Hertha BSC wird leider nicht mehr in den Abstiegskampf verwickelt werden, ich hatte insgeheim auf eine Relegation gegen Union gehofft. Wenn sie nicht gerade gegen die unglaublichen Nürnberger ein Heimspiel versemmeln, spielen sie gefestigt, zielstrebig und ab und zu sogar schön. Es lauern zwar noch vier, fünf andere Mannschaften auf den Platz an den europäischen Fleischtöpfen, aber egal, ob es reicht für den Aufsteiger(!): Fremdschämen für den Verein, der nach einem Dampfer benannt wurde, ist erst einmal vorbei.

Der HSV war vor der Saison mein Abstiegskandidat Nummer Eins. Kann gut sein, dass er dieser Erwartunghaltung am Ende doch noch gerecht wird, aber das 3-0 gegen Dortmund hat nicht nur einen erfreulichen Verlierer gezeitigt, sondern auch eine Heimelf, die endlich wieder einmal Fußball gespielt hat. Adler machte seinen Job, anstatt wahllos herum zu tölpeln, und schöne Tore gab es auch. Der nette Herr Slomka hat bei seinem Einstand ein gutes Händchen bewiesen. Der Sieg über Dortmund bedeutet: Alle Totgesagten der Hinrunde, auch Braunschweig, selbst wenn sie gegen die unglaublichen Nürnberger auswärts einen Vorsprung in Überzahl aus der hand geben, sind wieder dabei im Kampf um Platz 15 und 16.

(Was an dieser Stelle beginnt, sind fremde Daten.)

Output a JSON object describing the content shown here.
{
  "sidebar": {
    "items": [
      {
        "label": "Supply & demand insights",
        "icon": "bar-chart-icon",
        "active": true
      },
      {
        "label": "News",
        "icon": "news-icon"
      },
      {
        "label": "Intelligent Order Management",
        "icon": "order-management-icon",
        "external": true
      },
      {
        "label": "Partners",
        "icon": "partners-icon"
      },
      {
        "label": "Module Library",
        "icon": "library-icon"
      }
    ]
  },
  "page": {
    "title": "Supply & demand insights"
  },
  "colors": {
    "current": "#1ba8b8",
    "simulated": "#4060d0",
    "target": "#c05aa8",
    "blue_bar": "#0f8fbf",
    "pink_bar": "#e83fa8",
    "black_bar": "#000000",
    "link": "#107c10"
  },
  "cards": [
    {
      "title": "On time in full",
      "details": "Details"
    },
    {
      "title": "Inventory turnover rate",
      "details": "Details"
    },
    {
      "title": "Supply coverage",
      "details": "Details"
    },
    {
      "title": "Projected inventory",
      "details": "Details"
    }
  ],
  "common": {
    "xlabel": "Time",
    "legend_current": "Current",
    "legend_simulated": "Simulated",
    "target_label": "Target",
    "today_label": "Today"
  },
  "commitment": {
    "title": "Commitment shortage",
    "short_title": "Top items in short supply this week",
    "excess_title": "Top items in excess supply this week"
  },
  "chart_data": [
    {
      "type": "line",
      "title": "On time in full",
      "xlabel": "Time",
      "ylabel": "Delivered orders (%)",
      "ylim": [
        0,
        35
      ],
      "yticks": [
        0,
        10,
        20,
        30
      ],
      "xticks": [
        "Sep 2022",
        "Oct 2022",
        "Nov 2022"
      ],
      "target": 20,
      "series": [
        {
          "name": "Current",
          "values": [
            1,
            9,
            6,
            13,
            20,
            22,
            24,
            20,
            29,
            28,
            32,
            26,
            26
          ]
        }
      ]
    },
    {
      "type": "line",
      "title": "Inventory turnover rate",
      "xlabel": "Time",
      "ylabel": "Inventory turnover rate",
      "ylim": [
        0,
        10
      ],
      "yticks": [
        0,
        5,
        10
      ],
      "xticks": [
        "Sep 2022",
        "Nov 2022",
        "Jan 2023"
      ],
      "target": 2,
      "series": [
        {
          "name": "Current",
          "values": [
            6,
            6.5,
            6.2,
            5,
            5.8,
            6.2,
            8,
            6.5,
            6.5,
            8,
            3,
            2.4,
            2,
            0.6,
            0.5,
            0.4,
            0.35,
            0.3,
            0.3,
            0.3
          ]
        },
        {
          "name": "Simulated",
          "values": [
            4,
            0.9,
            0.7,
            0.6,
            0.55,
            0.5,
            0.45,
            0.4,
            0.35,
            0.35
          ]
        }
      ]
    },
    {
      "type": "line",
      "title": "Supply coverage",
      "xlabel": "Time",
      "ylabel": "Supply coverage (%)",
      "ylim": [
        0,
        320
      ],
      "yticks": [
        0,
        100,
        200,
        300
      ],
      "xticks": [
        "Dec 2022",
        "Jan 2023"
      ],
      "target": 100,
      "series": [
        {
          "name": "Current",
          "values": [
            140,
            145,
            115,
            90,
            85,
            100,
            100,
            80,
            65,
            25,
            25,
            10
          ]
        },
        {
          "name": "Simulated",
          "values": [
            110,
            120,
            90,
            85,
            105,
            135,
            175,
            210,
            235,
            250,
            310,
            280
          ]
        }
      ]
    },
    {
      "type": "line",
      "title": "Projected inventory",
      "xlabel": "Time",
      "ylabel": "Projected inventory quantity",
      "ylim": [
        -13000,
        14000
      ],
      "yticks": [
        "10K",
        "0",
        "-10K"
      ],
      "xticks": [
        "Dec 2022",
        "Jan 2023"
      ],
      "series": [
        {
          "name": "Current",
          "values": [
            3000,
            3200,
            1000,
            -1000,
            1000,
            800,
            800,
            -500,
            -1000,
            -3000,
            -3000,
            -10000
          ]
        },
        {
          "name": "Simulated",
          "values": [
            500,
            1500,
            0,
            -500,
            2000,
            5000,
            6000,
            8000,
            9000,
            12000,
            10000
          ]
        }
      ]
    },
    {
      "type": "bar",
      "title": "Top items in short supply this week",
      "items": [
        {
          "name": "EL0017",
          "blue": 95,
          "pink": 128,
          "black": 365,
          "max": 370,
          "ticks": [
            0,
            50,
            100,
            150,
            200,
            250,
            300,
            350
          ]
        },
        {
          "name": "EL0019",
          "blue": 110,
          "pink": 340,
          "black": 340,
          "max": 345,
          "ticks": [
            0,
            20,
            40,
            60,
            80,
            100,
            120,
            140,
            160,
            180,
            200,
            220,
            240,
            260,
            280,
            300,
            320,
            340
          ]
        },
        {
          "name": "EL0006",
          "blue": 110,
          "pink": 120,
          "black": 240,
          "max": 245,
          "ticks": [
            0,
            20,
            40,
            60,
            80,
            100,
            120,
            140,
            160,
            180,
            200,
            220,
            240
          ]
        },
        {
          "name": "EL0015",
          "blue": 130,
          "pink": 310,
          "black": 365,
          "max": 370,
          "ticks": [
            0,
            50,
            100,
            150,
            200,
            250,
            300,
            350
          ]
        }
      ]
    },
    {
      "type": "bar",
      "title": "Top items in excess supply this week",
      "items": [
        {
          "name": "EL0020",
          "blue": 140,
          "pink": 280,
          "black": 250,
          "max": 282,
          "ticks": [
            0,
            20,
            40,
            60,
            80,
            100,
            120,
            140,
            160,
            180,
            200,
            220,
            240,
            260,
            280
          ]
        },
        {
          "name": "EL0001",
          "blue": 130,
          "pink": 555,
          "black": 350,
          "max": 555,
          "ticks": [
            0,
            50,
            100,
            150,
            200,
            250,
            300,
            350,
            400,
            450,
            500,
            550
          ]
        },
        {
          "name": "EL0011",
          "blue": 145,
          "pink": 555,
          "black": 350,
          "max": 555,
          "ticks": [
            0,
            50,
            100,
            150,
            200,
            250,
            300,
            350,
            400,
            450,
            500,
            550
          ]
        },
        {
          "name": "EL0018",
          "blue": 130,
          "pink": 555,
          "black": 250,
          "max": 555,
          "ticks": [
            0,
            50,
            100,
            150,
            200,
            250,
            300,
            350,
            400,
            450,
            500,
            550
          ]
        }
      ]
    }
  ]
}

Weil Frankfurt einen Dreier gegen Bremen hergeschenkt hat, ist der Club jetzt plötzlich Zwölfter. So viele Siege wie Braunschweig auf Platz 18, so viele Niederlagen wie Leverkusen auf Platz 2, Dritter der Rückrundentabelle. Das Phrasenschwein grunzt zufrieden, aber: Es war schon immer etwas Besonderes, ein Club-Fan zu sein.

Urmel Busters auf Kaperfahrt

Augusburg spielt im Moment seinen besten Fußball seit Helmut Haller, Trainer Weinzierl kennt den Inhalt seiner Puppenkiste aus dem Öfföff. Gegen den FCA muss der Club am Sonntag trotzdem punkten. Es hilft nichts, wenn sich Verbeek nicht rasiert, bis Ginczek wieder auf dem Platz steht. Gertjan, der Graue schafft es vielleicht sogar, den ständig schlamperten Mak ein bißchen besser einzustellen. Oder Pekhart kriegt endlich mal ein paar gute Flanken. Oder ein Schuß von Feulner aus der zweiten Reihe reicht, weil die Abwehr absolut fehlerfrei verteidigt.

Auf die chaotischen Zustände beim HSV sollte sich der Club auf keinen Fall verlassen. Wobei, was der HSV im Moment abliefert, stellt manchen Tiefpunkt der Außendarstellung des FCN nebst Schalker Kreisel- und Kölscher Klüngeleien locker in den Schatten. Ein Verein zerfleischt sich in Echtzeit auf offener Bühne. Keine Spur vom Klischee der „kühl rechnenden hanseatischen Kaufleute“, das bei Bremen und beim HSV gerne bemüht wird. Als ob in 500 Jahren Hanse nie einer Pleite gemacht hätte.  Irgendwann wird James Cameron dieses Drama verfilmen. Mit Leonardo di Caprio als Rafael van der Vaart und George Clooney als Bert van Marwijk. Was für ein Stoff, was für ein Drama.

Aber darauf darf sich Nürnberg nicht verlassen. Wenn es am Sonntag 3-0 für die Bärte (Tore: Nilsson, Plattenhardt, Pekhart) hieße, wäre dies ein weiterer wichtiger Schritt aus der unmittelbaren Gefahrenzone.